The leaders also called for the creation of a government of national unity that would include members of the opposition and civil society while an inquiry into the deaths of protesters this month take place.
“The Heads of State… express deep concerns on this situation likely to increase instability in Mali, and in the sub-region,” ECOWAS said in a statement after the meeting.
But the opposition is not impressed by the moves towards resolving the political crisis insisting, President Ibrahim Boubacar Keita resigns.
“We take note, but we really believe that this is not the will of the people, it is not what we expect,” said coalition spokesman Nouhoum Togo, who said it was in the process of reviewing the recommendations.
Meanwhile President Keïta has appointed a slimmed down cabinet to work towards a government of national unity.
According to a statement from his office the new cabinet would include the Prime Minister Boubou Cissé and six other ministers.
Earlier this month President Keita dissolved the constitutional court following unrest due to ongoing protests.
The top court is at the centre of controversy after it overturned provisional results for parliamentary elections in March.
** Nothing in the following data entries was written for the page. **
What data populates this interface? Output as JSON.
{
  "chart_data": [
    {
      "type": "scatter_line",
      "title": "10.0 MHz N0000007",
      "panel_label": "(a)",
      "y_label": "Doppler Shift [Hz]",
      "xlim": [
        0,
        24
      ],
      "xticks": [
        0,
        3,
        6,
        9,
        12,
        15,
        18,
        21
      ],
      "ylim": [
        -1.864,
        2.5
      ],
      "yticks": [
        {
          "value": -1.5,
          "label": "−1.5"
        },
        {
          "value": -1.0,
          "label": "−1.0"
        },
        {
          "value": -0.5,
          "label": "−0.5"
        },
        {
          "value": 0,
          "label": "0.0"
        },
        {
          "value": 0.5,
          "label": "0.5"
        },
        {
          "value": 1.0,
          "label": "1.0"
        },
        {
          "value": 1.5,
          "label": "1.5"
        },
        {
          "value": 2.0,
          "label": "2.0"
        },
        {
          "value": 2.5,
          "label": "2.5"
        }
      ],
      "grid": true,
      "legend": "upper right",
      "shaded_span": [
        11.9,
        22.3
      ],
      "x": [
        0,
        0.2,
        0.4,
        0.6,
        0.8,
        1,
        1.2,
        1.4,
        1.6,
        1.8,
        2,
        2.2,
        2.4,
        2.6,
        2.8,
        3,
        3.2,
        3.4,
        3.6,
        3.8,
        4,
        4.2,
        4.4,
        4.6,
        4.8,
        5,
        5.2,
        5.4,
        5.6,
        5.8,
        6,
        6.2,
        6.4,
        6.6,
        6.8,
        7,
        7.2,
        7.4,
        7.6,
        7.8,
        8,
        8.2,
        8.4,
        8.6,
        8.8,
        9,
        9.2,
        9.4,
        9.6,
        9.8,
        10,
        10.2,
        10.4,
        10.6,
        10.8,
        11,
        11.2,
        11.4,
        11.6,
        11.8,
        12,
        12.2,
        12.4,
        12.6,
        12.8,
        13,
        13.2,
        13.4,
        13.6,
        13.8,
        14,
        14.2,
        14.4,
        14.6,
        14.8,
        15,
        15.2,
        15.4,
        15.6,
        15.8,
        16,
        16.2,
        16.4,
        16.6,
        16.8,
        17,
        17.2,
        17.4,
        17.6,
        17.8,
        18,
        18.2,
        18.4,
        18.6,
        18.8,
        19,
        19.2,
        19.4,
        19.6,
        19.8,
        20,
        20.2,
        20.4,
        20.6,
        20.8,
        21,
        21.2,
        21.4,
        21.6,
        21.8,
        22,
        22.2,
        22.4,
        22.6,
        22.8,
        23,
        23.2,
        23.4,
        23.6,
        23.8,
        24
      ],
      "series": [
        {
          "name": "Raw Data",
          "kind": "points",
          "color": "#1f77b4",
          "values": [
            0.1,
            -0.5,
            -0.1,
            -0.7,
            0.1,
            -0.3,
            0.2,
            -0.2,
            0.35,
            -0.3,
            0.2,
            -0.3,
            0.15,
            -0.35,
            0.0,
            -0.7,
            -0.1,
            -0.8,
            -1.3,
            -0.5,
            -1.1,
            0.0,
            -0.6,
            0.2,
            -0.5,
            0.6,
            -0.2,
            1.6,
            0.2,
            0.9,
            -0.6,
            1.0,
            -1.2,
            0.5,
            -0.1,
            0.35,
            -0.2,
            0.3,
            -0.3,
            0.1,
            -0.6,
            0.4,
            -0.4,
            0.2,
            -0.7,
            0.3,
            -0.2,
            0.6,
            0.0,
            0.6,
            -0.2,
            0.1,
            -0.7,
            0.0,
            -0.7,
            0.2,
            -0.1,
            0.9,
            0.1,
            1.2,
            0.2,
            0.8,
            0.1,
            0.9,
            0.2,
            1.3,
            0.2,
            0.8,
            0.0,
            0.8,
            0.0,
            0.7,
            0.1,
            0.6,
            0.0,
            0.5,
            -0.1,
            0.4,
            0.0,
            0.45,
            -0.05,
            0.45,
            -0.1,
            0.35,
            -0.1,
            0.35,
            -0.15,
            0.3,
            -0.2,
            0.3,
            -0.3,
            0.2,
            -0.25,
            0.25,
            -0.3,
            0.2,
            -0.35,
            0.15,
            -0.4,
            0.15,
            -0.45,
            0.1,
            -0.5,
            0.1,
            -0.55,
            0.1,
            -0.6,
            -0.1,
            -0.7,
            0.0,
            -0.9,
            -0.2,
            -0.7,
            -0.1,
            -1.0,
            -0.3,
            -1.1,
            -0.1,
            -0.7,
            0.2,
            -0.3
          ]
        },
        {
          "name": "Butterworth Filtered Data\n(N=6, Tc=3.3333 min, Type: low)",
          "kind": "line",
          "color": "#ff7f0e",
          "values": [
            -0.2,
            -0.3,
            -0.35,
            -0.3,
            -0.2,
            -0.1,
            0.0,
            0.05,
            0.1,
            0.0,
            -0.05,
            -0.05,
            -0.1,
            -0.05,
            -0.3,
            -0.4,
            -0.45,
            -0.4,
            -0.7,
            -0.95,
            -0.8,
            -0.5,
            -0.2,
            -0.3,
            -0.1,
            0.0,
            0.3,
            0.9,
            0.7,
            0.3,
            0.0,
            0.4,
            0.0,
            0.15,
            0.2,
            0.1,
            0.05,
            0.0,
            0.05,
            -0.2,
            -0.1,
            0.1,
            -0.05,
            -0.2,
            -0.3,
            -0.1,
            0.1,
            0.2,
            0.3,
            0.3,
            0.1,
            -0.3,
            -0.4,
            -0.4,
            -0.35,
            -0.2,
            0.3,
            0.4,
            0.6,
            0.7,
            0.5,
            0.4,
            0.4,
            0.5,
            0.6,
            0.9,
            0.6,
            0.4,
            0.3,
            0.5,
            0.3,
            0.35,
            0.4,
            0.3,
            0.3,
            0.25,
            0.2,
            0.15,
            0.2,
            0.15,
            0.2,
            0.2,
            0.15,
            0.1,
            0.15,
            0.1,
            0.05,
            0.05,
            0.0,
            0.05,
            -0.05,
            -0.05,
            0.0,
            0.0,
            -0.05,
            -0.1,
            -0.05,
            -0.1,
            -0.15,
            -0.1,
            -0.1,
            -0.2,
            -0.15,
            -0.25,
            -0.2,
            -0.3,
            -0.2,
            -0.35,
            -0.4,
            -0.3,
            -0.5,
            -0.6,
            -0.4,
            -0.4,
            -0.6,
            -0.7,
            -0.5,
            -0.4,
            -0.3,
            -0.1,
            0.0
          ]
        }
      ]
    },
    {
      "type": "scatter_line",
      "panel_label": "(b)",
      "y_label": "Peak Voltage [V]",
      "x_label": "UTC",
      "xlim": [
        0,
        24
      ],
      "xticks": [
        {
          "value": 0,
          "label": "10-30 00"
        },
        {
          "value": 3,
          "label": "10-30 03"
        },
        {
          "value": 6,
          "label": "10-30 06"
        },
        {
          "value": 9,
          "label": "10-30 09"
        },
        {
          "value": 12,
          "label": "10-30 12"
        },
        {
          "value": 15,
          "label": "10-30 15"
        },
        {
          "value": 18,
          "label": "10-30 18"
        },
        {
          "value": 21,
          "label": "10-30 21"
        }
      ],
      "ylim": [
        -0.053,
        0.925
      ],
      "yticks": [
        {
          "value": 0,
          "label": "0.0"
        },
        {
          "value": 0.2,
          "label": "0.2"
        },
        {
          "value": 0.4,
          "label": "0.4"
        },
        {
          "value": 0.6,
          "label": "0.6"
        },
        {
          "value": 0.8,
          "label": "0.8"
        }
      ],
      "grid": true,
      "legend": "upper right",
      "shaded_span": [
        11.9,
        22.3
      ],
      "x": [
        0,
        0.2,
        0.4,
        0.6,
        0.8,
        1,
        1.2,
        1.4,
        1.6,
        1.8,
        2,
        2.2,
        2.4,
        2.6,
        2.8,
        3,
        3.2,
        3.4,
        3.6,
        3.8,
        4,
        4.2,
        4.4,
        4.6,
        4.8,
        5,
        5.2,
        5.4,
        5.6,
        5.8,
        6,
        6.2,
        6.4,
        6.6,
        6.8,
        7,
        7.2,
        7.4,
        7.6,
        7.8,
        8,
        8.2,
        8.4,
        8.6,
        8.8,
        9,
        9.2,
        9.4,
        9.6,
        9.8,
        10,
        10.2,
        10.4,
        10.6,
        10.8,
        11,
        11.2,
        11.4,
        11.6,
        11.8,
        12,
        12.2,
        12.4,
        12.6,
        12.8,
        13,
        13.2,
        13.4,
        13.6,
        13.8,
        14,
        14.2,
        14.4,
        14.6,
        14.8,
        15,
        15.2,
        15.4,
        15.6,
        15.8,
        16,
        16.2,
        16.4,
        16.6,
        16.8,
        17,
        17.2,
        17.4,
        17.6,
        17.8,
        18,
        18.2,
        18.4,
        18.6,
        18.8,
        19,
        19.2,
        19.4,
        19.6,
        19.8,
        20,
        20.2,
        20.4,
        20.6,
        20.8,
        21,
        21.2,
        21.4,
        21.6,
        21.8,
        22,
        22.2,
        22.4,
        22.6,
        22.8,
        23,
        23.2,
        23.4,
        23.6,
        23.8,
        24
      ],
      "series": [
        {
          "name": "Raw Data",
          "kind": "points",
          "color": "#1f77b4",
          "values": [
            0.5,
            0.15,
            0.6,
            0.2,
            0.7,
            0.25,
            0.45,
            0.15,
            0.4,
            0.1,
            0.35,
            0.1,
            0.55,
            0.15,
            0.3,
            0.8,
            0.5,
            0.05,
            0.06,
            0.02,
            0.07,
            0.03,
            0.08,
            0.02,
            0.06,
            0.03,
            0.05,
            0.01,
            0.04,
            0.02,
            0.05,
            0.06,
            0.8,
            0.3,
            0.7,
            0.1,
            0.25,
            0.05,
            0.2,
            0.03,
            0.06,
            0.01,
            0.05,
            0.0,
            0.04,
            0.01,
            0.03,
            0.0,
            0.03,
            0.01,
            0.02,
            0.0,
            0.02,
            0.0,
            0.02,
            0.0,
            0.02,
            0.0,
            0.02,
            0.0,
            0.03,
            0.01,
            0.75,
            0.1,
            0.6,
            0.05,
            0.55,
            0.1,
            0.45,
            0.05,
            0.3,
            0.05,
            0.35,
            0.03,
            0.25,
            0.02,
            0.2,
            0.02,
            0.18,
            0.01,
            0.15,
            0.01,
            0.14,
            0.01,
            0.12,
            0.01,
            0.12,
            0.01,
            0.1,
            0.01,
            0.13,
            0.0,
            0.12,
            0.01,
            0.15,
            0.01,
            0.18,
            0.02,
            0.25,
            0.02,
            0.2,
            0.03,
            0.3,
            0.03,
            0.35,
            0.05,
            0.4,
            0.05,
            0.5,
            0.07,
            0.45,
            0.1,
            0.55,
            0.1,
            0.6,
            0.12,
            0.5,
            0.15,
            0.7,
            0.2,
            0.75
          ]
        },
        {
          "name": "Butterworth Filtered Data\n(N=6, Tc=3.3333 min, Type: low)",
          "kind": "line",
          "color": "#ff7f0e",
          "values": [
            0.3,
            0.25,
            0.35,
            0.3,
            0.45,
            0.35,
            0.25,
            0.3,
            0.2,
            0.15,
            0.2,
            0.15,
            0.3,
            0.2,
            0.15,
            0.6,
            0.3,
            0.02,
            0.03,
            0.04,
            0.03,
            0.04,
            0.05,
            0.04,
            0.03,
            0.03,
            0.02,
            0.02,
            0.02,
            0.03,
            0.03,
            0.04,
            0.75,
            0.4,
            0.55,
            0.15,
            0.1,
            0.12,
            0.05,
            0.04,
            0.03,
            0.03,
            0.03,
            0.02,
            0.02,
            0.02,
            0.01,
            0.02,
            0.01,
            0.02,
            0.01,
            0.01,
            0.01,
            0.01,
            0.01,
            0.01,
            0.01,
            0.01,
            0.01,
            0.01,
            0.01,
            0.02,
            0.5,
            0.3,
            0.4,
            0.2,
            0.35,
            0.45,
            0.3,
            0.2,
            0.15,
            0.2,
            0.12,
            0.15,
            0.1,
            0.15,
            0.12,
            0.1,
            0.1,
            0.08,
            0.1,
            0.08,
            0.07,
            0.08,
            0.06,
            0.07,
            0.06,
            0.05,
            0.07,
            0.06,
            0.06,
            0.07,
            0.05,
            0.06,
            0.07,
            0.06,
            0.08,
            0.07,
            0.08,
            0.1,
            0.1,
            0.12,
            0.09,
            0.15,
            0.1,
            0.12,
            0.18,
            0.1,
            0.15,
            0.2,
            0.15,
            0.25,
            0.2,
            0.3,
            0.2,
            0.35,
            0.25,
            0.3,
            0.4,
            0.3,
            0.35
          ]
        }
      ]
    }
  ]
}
Protesters have accused President Keita of failing to tackle Mali’s major crises including jihadist conflict, an economic crisis and the disputed elections.
Mali has for years now struggled to overcome the activities of terrorists with the region remaining unstable since 2012 when jihadist fighters seized the desert north of the country.
Although French troops helped to recapture the north, violence still continues. Not even the presence of United Nations troops will help restore order.
Keita, who was re-elected in 2018 for a second five-year term, has struggled to address the security crisis.